'città
fantasma' cinese
Quegli
agglomerati abitativi ad alta densità denominati città, connotano da millenni un
paesaggio un tempo naturale. L’aggregazione in nuclei di condensazione massivi
e stabili è una prerogativa dell’essere umano e degli insetti. Il tessuto
urbano è ciò che più si avvicina al concetto di artificialità, di distanza
dallo stato naturale.
Le
città rappresentano perfettamente la struttura sociale che le ha prodotte ed
abitate. Ad ogni mattone posato, corrispondono infatti equilibri sociali, che
rispecchiano la composizione ed i rapporti di interazione tra i diversi strati
della popolazione e le elite che tutto controllano e gestiscono.
UR
L’urbanistica
però, da sempre, è appannaggio delle elite di potere che dispongono gli assi
viari, la posizione degli edifici più importanti e le caratteristiche di massima che
dovranno avere gli edifici popolari (norme tecniche di attuazione). La distribuzione urbanistica risponde quindi a
precise esigenze di controllo e gestione della plebe. Dall’impostazione
progettuale della città di Ur (da cui deriva probabilmente la parola
urbs e quindi urbanistica) alle moderne megalopoli, anche la toponomastica è un sicuro
appannaggio delle elite.
Un
aspetto del contemporaneo davvero sorprendente è la costruzione delle
cosiddette ‘città fantasma’, grandi agglomerati urbani definiti fin nei
dettagli, ma disabitate oppure percorse da sparute pattuglie di sicurezza e
pochi addetti alla manutenzione.
la città nuova di Kilamba (Angola)
Ne
sono sorte decine in Cina ed anche in Africa, in zone disabitate e semidesertiche.
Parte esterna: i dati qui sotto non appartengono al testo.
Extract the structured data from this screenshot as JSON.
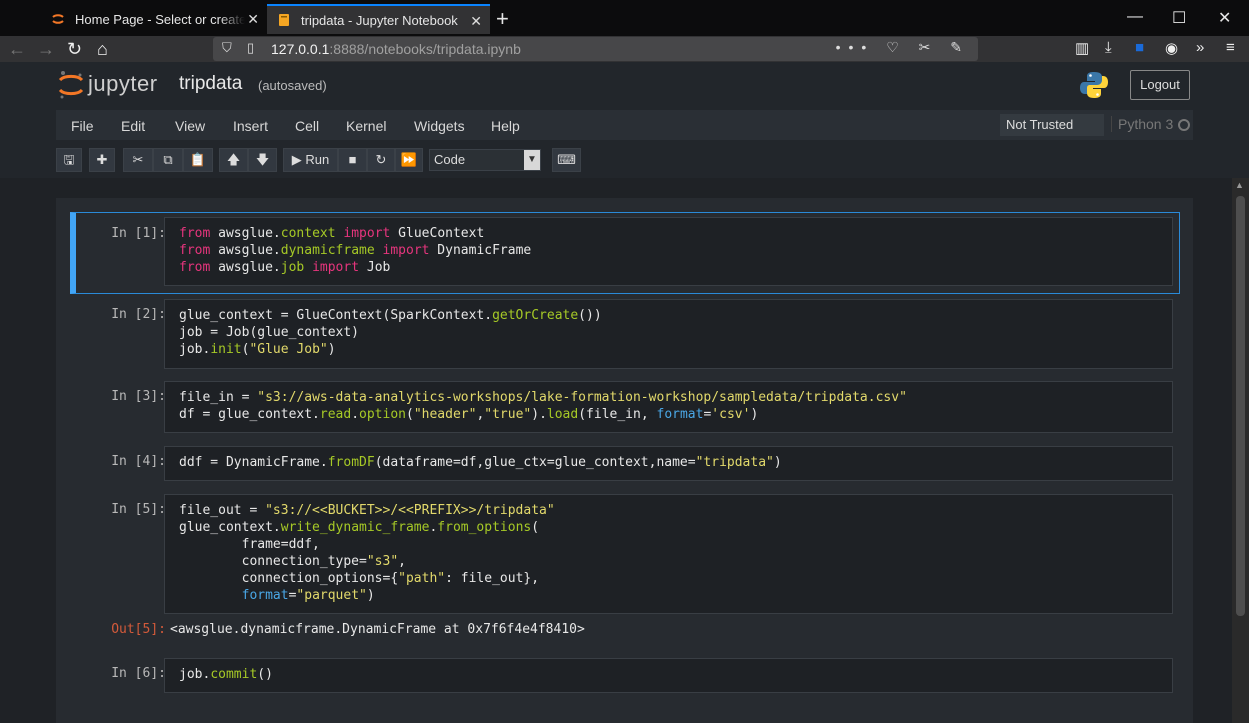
{
  "browser": {
    "tabs": [
      {
        "title": "Home Page - Select or create a notebook",
        "active": false
      },
      {
        "title": "tripdata - Jupyter Notebook",
        "active": true
      }
    ],
    "url_host": "127.0.0.1",
    "url_path": ":8888/notebooks/tripdata.ipynb",
    "url_icons": "••• ♡ ✂ ✎"
  },
  "jupyter": {
    "brand": "jupyter",
    "notebook_title": "tripdata",
    "autosave": "(autosaved)",
    "logout_label": "Logout",
    "menu": [
      "File",
      "Edit",
      "View",
      "Insert",
      "Cell",
      "Kernel",
      "Widgets",
      "Help"
    ],
    "trust_status": "Not Trusted",
    "kernel_name": "Python 3",
    "toolbar": {
      "run_label": "Run",
      "cell_type": "Code"
    }
  },
  "cells": [
    {
      "prompt": "In [1]:"
    },
    {
      "prompt": "In [2]:"
    },
    {
      "prompt": "In [3]:"
    },
    {
      "prompt": "In [4]:"
    },
    {
      "prompt": "In [5]:",
      "output_prompt": "Out[5]:",
      "output": "<awsglue.dynamicframe.DynamicFrame at 0x7f6f4e4f8410>"
    },
    {
      "prompt": "In [6]:"
    }
  ],
  "code": {
    "c1": [
      [
        [
          "kw",
          "from"
        ],
        [
          "t",
          " awsglue."
        ],
        [
          "fn",
          "context"
        ],
        [
          "t",
          " "
        ],
        [
          "kw",
          "import"
        ],
        [
          "t",
          " GlueContext"
        ]
      ],
      [
        [
          "kw",
          "from"
        ],
        [
          "t",
          " awsglue."
        ],
        [
          "fn",
          "dynamicframe"
        ],
        [
          "t",
          " "
        ],
        [
          "kw",
          "import"
        ],
        [
          "t",
          " DynamicFrame"
        ]
      ],
      [
        [
          "kw",
          "from"
        ],
        [
          "t",
          " awsglue."
        ],
        [
          "fn",
          "job"
        ],
        [
          "t",
          " "
        ],
        [
          "kw",
          "import"
        ],
        [
          "t",
          " Job"
        ]
      ]
    ],
    "c2": [
      [
        [
          "t",
          "glue_context = GlueContext(SparkContext."
        ],
        [
          "fn",
          "getOrCreate"
        ],
        [
          "t",
          "())"
        ]
      ],
      [
        [
          "t",
          "job = Job(glue_context)"
        ]
      ],
      [
        [
          "t",
          "job."
        ],
        [
          "fn",
          "init"
        ],
        [
          "t",
          "("
        ],
        [
          "st",
          "\"Glue Job\""
        ],
        [
          "t",
          ")"
        ]
      ]
    ],
    "c3": [
      [
        [
          "t",
          "file_in = "
        ],
        [
          "st",
          "\"s3://aws-data-analytics-workshops/lake-formation-workshop/sampledata/tripdata.csv\""
        ]
      ],
      [
        [
          "t",
          "df = glue_context."
        ],
        [
          "fn",
          "read"
        ],
        [
          "t",
          "."
        ],
        [
          "fn",
          "option"
        ],
        [
          "t",
          "("
        ],
        [
          "st",
          "\"header\""
        ],
        [
          "t",
          ","
        ],
        [
          "st",
          "\"true\""
        ],
        [
          "t",
          ")."
        ],
        [
          "fn",
          "load"
        ],
        [
          "t",
          "(file_in, "
        ],
        [
          "kwarg",
          "format"
        ],
        [
          "t",
          "="
        ],
        [
          "st",
          "'csv'"
        ],
        [
          "t",
          ")"
        ]
      ]
    ],
    "c4": [
      [
        [
          "t",
          "ddf = DynamicFrame."
        ],
        [
          "fn",
          "fromDF"
        ],
        [
          "t",
          "(dataframe=df,glue_ctx=glue_context,name="
        ],
        [
          "st",
          "\"tripdata\""
        ],
        [
          "t",
          ")"
        ]
      ]
    ],
    "c5": [
      [
        [
          "t",
          "file_out = "
        ],
        [
          "st",
          "\"s3://<<BUCKET>>/<<PREFIX>>/tripdata\""
        ]
      ],
      [
        [
          "t",
          "glue_context."
        ],
        [
          "fn",
          "write_dynamic_frame"
        ],
        [
          "t",
          "."
        ],
        [
          "fn",
          "from_options"
        ],
        [
          "t",
          "("
        ]
      ],
      [
        [
          "t",
          "        frame=ddf,"
        ]
      ],
      [
        [
          "t",
          "        connection_type="
        ],
        [
          "st",
          "\"s3\""
        ],
        [
          "t",
          ","
        ]
      ],
      [
        [
          "t",
          "        connection_options={"
        ],
        [
          "st",
          "\"path\""
        ],
        [
          "t",
          ": file_out},"
        ]
      ],
      [
        [
          "t",
          "        "
        ],
        [
          "kwarg",
          "format"
        ],
        [
          "t",
          "="
        ],
        [
          "st",
          "\"parquet\""
        ],
        [
          "t",
          ")"
        ]
      ]
    ],
    "c6": [
      [
        [
          "t",
          "job."
        ],
        [
          "fn",
          "commit"
        ],
        [
          "t",
          "()"
        ]
      ]
    ]
  }
}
Tali zone, prive spesso di un corso d’acqua naturale, erano rigettate dagli
antichi urbanisti perché prive dei requisiti igienico sanitari ritenuti
necessari. La pianificazione urbanistica dell’antichità era inoltre
assoggettata alle conoscenze astronomiche ed alle esigenze ritualistiche basate
su di un codice magico esoterico. Leggendo però alcuni testi,
scopriamo come anche le pianificazioni più recenti rispondano a tali requisiti,
probabilmente gli stessi delle ere più remote.
Ciò
verrebbe a sostegno delle tesi espresse da Diego Marin nei suoi libri, in cui
traccia le storie millenarie di alcuni gruppi di sangue (la confraternita dell’occhio
che tutto vede, il serpente rosso, il Sangreal) che nascondendosi dietro una
religione, dei gruppi di potere od uno stato intero, impongono i loro voleri alle
genti del pianeta.
I
lavori di Marin sono un susseguirsi quasi concitato di dati (attendibili),
persone, fatti ed opinioni che inseguono queste genie funeste dai tempi biblici
(ed anche prima in verità) sino ad oggi. Le ipotesi di Marin sono
condivisibili? Senz’altro. La confraternita del ‘Monocolo’ impera nell’era
presente e, immaginiamo, sia prossimo il suo disvelamento definitivo. La sua
simbologia infatti campeggia in molti settori dell’informazione, dell’intrattenimento
(che poi sono la stessa cosa) e delle corporazioni.
Viviamo
quindi in costrutti artificiali frutto di attenta pianificazione. Nulla accade
per caso in questi contesti inquinati. La struttura del nostro pensiero e della
nostra memoria è profondamente influenzata dal contesto ambientale in cui
viviamo e questo i confratelli lo sanno molto bene. L’influsso della
confraternita prosegue il suo corso indifferente a tutto e tutti. Come
fermarli? Cosa accadrebbe se li fermassimo?